Esta ausencia de datos impide diseñar políticas públicas dirigidas a artistas y gestores LGBTIQ+. Históricamente, el teatro, la literatura y las artes visuales fueron espacios tempranos de visibilidad para esta comunidad, pero hoy carecemos de indicadores sobre empleo, acceso a becas o circuitos de exhibición.
Ejemplos de trayectorias destacadas
Nombres como Horacio Franco (Medalla Bellas Artes 2024), Jesús Rodríguez (más de 300 espectáculos), Fabián Cháirez (polémica en Bellas Artes) y Julián Hernández (dos Teddy Awards) muestran una presencia consolidada. Aun así, estos casos siguen siendo excepciones sin respaldo estadístico.

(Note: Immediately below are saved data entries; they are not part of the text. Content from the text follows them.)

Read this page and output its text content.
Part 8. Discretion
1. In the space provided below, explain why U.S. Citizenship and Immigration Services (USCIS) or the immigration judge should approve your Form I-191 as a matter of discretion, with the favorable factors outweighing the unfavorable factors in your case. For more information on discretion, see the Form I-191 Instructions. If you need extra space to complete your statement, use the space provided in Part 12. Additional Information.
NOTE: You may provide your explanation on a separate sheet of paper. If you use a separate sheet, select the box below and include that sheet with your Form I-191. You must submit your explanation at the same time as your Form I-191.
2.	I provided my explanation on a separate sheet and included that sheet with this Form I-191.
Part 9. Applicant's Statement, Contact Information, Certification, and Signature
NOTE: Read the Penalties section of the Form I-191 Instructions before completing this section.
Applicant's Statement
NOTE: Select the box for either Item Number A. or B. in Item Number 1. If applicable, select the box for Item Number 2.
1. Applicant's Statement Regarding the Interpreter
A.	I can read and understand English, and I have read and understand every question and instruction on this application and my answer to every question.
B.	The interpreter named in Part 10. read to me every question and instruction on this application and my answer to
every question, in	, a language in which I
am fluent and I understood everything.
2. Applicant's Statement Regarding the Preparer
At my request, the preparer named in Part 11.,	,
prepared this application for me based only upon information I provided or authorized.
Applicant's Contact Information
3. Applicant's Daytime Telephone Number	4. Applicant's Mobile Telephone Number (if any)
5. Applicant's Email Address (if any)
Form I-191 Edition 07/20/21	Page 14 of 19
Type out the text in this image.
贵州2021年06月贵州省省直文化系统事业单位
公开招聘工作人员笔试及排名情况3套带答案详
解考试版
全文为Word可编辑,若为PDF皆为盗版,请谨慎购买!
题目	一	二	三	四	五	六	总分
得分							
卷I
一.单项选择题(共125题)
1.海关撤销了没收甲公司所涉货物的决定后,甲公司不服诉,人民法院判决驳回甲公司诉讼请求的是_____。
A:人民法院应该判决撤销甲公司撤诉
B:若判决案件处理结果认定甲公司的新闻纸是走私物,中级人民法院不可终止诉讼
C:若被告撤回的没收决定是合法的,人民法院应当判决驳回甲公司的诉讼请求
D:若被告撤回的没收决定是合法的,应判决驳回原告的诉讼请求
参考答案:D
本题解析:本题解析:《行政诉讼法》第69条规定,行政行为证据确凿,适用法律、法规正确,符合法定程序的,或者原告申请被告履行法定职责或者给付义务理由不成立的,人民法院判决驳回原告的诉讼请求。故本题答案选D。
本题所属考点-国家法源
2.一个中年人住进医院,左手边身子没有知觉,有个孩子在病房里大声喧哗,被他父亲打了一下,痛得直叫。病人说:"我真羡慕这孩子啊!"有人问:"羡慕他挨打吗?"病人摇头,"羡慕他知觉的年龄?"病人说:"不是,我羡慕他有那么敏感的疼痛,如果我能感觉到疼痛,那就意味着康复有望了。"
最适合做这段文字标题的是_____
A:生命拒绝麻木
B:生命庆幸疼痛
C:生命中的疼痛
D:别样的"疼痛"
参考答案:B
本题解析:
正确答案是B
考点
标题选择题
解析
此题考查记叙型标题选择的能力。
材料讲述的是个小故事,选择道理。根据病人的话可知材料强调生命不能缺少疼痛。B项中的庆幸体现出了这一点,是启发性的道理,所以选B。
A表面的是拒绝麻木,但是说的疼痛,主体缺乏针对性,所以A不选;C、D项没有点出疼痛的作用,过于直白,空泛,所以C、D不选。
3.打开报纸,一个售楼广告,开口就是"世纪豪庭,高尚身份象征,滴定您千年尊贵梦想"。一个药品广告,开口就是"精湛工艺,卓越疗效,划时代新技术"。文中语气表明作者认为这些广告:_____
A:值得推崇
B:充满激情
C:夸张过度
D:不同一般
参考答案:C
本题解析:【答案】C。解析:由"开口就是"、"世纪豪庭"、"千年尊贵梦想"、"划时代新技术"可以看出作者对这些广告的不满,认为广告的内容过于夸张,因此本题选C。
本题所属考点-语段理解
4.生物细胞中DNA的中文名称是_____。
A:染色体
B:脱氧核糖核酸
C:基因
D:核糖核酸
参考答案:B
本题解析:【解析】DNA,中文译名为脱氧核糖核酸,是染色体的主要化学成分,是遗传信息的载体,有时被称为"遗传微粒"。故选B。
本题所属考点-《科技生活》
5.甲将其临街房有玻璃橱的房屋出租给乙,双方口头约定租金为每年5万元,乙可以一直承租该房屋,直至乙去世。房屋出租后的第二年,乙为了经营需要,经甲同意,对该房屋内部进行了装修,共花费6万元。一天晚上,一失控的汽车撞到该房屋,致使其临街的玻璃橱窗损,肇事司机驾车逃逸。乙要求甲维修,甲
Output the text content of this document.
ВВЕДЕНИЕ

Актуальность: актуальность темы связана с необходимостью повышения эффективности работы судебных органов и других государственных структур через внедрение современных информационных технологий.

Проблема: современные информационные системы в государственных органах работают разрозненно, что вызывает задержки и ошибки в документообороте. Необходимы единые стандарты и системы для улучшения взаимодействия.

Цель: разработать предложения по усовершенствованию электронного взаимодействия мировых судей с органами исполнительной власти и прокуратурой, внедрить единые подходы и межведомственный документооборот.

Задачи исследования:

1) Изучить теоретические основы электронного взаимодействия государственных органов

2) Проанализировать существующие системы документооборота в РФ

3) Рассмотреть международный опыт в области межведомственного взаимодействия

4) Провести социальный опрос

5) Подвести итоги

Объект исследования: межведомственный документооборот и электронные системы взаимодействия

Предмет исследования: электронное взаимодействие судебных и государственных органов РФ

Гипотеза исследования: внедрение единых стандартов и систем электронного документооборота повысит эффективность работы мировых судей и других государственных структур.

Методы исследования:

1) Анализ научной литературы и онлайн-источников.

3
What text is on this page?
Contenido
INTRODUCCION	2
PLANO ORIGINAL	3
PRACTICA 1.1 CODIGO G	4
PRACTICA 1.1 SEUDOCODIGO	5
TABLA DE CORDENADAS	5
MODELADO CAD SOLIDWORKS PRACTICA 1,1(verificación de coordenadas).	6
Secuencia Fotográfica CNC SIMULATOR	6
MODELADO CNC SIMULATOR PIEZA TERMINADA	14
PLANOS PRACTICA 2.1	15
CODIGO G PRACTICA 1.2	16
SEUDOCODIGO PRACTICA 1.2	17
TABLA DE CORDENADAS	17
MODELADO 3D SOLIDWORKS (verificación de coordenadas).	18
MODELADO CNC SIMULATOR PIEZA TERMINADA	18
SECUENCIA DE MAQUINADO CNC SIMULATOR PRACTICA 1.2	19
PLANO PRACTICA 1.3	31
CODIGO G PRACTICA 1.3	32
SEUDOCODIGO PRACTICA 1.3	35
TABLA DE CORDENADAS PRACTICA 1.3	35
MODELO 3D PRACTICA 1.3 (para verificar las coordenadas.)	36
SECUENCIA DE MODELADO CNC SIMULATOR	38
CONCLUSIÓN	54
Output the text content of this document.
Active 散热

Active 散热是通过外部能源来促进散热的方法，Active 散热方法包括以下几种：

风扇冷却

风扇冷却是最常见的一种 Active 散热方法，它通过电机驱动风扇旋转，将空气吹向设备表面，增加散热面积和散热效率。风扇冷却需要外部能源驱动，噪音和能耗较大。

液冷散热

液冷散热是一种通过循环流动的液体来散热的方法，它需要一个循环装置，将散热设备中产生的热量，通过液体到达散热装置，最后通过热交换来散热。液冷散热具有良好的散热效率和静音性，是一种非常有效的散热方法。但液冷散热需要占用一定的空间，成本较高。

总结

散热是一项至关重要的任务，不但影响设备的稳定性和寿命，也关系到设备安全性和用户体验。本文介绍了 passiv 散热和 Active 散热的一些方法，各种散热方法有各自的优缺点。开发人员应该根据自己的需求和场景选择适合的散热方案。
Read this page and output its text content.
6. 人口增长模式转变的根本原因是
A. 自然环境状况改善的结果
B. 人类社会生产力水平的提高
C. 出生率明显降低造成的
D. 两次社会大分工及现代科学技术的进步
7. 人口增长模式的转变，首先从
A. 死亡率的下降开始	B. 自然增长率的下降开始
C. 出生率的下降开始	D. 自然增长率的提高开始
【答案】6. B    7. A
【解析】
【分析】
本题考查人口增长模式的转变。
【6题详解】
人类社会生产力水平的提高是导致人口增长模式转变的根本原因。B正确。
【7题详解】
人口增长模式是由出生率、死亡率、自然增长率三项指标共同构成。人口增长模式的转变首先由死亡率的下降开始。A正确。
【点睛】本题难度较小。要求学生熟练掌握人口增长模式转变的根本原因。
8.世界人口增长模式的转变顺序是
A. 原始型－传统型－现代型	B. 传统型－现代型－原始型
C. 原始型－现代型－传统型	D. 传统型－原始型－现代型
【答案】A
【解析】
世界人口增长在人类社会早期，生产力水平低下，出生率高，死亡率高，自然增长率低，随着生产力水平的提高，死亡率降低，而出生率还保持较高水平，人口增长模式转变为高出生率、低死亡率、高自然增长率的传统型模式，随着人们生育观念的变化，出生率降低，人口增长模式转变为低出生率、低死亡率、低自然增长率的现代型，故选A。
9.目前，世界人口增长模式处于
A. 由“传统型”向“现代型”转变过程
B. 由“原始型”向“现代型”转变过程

A nivel internacional, UNESCO y GLAAD reportan mayor riesgo de acoso y representaciones estereotipadas, mientras que solo cuatro países cuentan con indicadores específicos. México carece de cualquier medición comparable, lo que deja sin cuantificar un ámbito reconocido como clave para la construcción de identidad y redes de apoyo.
La brecha estadística no es solo técnica: limita el reconocimiento de una fuerza laboral numerosa que ya contribuye de forma tangible a la producción cultural del país.